The second thing is about planning for this eventuality: you need to find ways for users to get back into your product after they leave it; you need to make sure that if they use it on an extended basis, there is always something new for them to explore; you need new features which reflect their changed needs; and most importantly, you need to make sure that if it gets too difficult for them (e.g., because other users want similar features) there are mechanisms for getting back into the product so that users can continue using it.

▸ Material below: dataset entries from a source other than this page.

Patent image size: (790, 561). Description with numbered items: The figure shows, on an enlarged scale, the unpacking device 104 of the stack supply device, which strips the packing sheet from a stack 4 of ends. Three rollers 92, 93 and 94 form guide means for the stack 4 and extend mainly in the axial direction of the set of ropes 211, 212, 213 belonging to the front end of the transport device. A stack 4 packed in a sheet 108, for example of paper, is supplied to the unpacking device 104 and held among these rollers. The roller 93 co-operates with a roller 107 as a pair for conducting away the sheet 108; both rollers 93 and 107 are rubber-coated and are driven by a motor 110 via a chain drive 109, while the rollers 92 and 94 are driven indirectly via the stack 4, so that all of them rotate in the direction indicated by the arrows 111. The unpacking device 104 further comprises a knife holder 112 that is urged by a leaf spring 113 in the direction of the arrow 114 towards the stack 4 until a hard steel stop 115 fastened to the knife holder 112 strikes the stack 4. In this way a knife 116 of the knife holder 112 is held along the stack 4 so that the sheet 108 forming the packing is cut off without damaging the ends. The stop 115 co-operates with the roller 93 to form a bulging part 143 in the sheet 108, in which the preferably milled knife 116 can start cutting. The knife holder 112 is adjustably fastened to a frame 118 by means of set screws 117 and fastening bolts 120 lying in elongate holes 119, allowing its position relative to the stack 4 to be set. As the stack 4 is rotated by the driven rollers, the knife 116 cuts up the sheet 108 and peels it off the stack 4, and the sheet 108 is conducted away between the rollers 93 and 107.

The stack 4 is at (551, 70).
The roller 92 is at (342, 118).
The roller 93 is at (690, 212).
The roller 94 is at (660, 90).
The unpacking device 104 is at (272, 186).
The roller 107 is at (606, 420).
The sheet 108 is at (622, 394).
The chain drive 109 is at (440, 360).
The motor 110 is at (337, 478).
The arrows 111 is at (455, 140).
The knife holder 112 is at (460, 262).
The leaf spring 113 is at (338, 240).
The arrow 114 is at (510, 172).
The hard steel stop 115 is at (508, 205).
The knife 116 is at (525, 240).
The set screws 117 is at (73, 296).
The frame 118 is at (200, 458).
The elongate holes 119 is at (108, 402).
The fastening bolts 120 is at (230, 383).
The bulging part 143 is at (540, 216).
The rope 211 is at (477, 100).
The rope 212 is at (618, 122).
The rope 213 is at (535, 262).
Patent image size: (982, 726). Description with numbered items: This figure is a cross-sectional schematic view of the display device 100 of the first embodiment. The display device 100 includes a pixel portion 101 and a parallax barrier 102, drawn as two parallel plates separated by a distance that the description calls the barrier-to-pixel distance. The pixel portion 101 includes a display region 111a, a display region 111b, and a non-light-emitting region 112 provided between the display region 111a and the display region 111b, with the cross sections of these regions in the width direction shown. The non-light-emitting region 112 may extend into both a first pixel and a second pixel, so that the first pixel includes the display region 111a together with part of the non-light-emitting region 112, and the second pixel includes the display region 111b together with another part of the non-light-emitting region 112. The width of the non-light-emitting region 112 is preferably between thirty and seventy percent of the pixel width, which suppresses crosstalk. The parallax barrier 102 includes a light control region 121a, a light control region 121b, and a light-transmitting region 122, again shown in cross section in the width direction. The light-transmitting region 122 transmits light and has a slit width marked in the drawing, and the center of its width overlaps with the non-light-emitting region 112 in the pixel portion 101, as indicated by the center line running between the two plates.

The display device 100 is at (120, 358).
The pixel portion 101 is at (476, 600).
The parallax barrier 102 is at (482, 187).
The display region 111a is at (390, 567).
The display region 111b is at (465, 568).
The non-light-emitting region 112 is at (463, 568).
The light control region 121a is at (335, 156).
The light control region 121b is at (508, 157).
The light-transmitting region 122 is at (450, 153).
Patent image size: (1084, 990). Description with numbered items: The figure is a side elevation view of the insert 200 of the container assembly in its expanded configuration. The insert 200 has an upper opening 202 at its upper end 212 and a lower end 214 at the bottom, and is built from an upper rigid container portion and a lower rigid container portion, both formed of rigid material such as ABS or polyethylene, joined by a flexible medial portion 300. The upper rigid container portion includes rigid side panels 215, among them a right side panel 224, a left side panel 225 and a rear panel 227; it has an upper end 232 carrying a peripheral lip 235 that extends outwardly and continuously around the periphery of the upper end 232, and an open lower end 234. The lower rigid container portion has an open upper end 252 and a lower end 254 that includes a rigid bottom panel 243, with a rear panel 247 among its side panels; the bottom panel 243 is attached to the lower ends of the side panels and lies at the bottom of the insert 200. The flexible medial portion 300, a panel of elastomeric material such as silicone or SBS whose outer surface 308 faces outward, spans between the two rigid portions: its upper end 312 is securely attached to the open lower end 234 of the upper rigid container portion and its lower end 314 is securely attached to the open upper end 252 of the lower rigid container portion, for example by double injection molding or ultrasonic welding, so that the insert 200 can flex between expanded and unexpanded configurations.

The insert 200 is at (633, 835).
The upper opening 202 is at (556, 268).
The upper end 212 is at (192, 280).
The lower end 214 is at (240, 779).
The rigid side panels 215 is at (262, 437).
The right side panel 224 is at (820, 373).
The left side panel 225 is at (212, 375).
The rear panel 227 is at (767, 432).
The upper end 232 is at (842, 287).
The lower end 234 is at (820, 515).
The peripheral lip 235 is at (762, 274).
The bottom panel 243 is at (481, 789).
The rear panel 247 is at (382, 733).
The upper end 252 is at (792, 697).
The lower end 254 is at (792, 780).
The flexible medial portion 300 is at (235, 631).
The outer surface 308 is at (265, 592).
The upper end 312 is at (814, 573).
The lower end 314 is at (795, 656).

Long story short: don’t expect your customers/users/users-of-your-product-to-be-forever! You should plan accordingly. The only way forward is up: start thinking about how you can keep users coming back even though they may be leaving before long!

5. Pros and Cons

As a side product of the urban decay post, I thought I’d share with you some links to some of the more interesting stuff I found. The first links are to two lists of horror movies:

• The Good, the Bad, and the Ugly (better known as “The Day the Earth Stood Still”)

• Night of the Living Dead (better known as “Dawn of the Dead”)

• both are on IMDB.com

The second links to blogs that write about urban decay:

• The Hierarchy of Horror (a good general overview)

• The Last Night (a particularly interesting take on how this kind of film works)

Also, you should definitely check out Zachary Fruchter’s blog on urban decay: wtfurbanization.com/category/urban-decay/ . He has an excellent series called “The City” where he takes a look at what happens when there is no city left. In particular, he goes back to one of his favorite spots for urban decay: Detroit in 1978 during riots & bankruptcy… and finds something entirely different than what we normally associate with it; he also includes some commentary from people who live there now! You can find his blog here . His videos are also worth a watch!  His TEDx talk is also noteworthy… if you haven’t seen it yet, I suggest watching this video before going any further! His next video is titled “Why Do People Want Cities?”. There’s also a great book by him called “Detroit After Dark” which explores why Detroit had such a profound influence over music, design and other things in America – it’s an amazing read which should be required reading for anyone who wants to understand all that Detroit has done over the years…

6. Final Review

I’m sure you’ve heard the phrase “urban decay afterglow blush.” It describes a phenomenon that happens when you look at a photo of a city just before it gets demolished and then wait for the same thing to happen there. While I don’t think this will be the case in your case (and maybe it won’t), I think it’s an example of what we have talked about all along:

This is not a time to let up on marketing. You aren’t going to get three days of cold, hard sales in this market. But this is also not a time to focus on churning out one-off revenue streams or hit-or-miss marketing campaigns. These things won’t work, and you will lose money. But there is more than enough runway left for you to test and iterate and grow the product, build new channels with different monetization strategies, etc., in order to get closer towards product-market fit.

The good news is that there are plenty of secrets that have been kept under wraps during these past few years since most people see a story like this as “this will never work, so we needn’t even attempt it!” but I think we can figure out how to do it successfully without resorting to stealth or desperation.